Dépens adjugés par le protonotaire adjoint


[17]            Selon la règle 400(1), la Cour a entière discrétion pour déterminer le montant des dépens, les répartir et désigner les personnes qui doivent les payer. Par ailleurs, je suis convaincu que le pouvoir discrétionnaire de la Cour autorise également la Cour à préciser à quel moment les dépens devront être payés au regard des étapes futures d'une action. Ici, M. Giles a décidé que, au vu de la requête dont il était saisi, le demandeur devrait avoir droit à ses dépens, que tels dépens devraient être fixés à 750 $ et qu'ils devraient être payables « ... sur-le-champ et avant que toute autre mesure ne soit prise hormis un appel de la présente [son] ordonnance » . Puis il y a eu le présent appel, ainsi que le prévoyait M. Giles lorsqu'il a adjugé les dépens. Je suis convaincu que la manière dont M. Giles a adjugé les dépens relevait tout à fait de son pouvoir discrétionnaire en application des Règles de la Cour fédérale, 1998. Sa décision relative aux dépens n'était pas « manifestement erronée » et je ne vois donc rien qui puisse raisonnablement m'autoriser à la modifier.

Conclusion

[18]            Tout bien considéré, l'appel des appelants/défendeurs par voie de requête à l'encontre de la décision du protonotaire adjoint Giles en date du 10 septembre 2001 sera à tous égards rejeté.

Dépens du présent appel


[19]            L'intimé/demandeur dans cet appel sollicite des dépens fixés à la somme de 2 000 $ et payables sur-le-champ. Puisqu'il a eu gain de cause dans cet appel par voie de requête, je suis convaincu qu'il est juste que l'intimé/demandeur ait droit à ses dépens. Cependant, je n'ai devant moi rien pour me convaincre qu'une somme en particulier est justifiée, encore moins la somme de 2 000 $. D'ailleurs, l'intimée/demandeur n'a avancé devant moi aucun argument propre à justifier son affirmation selon laquelle les dépens devraient lui être payables sur-le-champ. En définitive, les dépens de cet appel par voie de requête seront adjugés au demandeur. Ils seront taxés selon le barème ordinaire et seront payables au demandeur quelle que soit l'issue de la cause.

« Frederick E. Gibson »

                                                                                                             Juge                          

Toronto (Ontario)

le 25 octobre 2001

Traduction certifiée conforme

Suzanne M. Gauthier, LL.L., Trad. a.


COUR FÉDÉRALE DU CANADA

                                                  Avocats inscrits au dossier

No DU GREFFE :                                   T-550-01

INTITULÉ :                                             EDUCATIONAL TESTING SERVICE

intimé/demandeur

- et -

MAPLE LEAF INTERNATIONAL CONSULTING,

INC. et SUNDARAM (SONNY) PITCHUMANI

appelants/défendeurs

EXAMINÉ À TORONTO, CONFORMÉMENT À LA RÈGLE 369 DES RÈGLES DE LA COUR FÉDÉRALE, 1998.

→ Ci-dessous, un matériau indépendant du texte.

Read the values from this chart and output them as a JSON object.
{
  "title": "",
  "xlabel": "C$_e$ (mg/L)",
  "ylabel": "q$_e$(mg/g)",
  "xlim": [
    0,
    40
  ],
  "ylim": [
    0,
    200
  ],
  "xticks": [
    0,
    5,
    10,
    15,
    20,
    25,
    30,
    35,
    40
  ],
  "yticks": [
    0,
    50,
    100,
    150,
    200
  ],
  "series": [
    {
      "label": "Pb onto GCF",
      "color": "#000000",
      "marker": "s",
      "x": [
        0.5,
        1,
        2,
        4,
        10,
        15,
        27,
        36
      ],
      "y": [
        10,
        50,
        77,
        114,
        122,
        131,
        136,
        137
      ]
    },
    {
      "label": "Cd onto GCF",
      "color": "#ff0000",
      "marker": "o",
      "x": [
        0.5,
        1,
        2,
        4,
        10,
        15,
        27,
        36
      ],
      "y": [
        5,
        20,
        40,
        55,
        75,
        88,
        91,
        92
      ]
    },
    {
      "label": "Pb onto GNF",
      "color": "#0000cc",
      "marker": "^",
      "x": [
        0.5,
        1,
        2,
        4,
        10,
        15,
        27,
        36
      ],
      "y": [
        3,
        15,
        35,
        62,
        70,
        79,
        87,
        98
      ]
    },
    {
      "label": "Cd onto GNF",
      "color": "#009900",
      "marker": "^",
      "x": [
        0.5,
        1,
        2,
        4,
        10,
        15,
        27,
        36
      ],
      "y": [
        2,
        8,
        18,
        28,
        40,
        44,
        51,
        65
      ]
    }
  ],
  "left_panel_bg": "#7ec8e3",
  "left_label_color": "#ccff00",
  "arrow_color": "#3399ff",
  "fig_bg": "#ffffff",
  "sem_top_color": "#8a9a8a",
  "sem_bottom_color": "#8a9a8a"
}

MOTIFS DE L'ORDONNANCE :      LE JUGE GIBSON

DATE DES MOTIFS :              JEUDI 25 OCTOBRE 2001

CONCLUSIONS ÉCRITES DE :      A. Kelly Gill

pour l'intimé/demandeur

Sundaram Pitchumani

pour les appelants/défendeurs

AVOCATS INSCRITS AU DOSSIER :       Gowling Lafleur Henderson LLP

Avocats

Bureau 4900, Commerce Court West

Toronto (Ontario)

M5L 1J3

pour l'intimé/demandeur

Sundaram Pitchumani

1145-27, avenue St. Clair est

Toronto (Ontario)

M4T 2P4

pour les appelants/défendeurs


COUR FÉDÉRALE DU CANADA

                             Date : 20011025

                                                                                                                   Dossier : T-550-01

ENTRE :

EDUCATIONAL TESTING SERVICE

intimé/demandeur

- et -

MAPLE LEAF INTERNATIONAL CONSULTING, INC. et SUNDARAM (SONNY) PITCHUMANI

appelants/défendeurs

                                                                                    

MOTIFS DE L'ORDONNANCE

                                                                                    



[1] DORS/98-106.

[2] [1993] 2 C.F. 425 (C.A.).

[3] Voir Hunt c.Carey Canada Inc., [1990] 2 R.C.S. 959.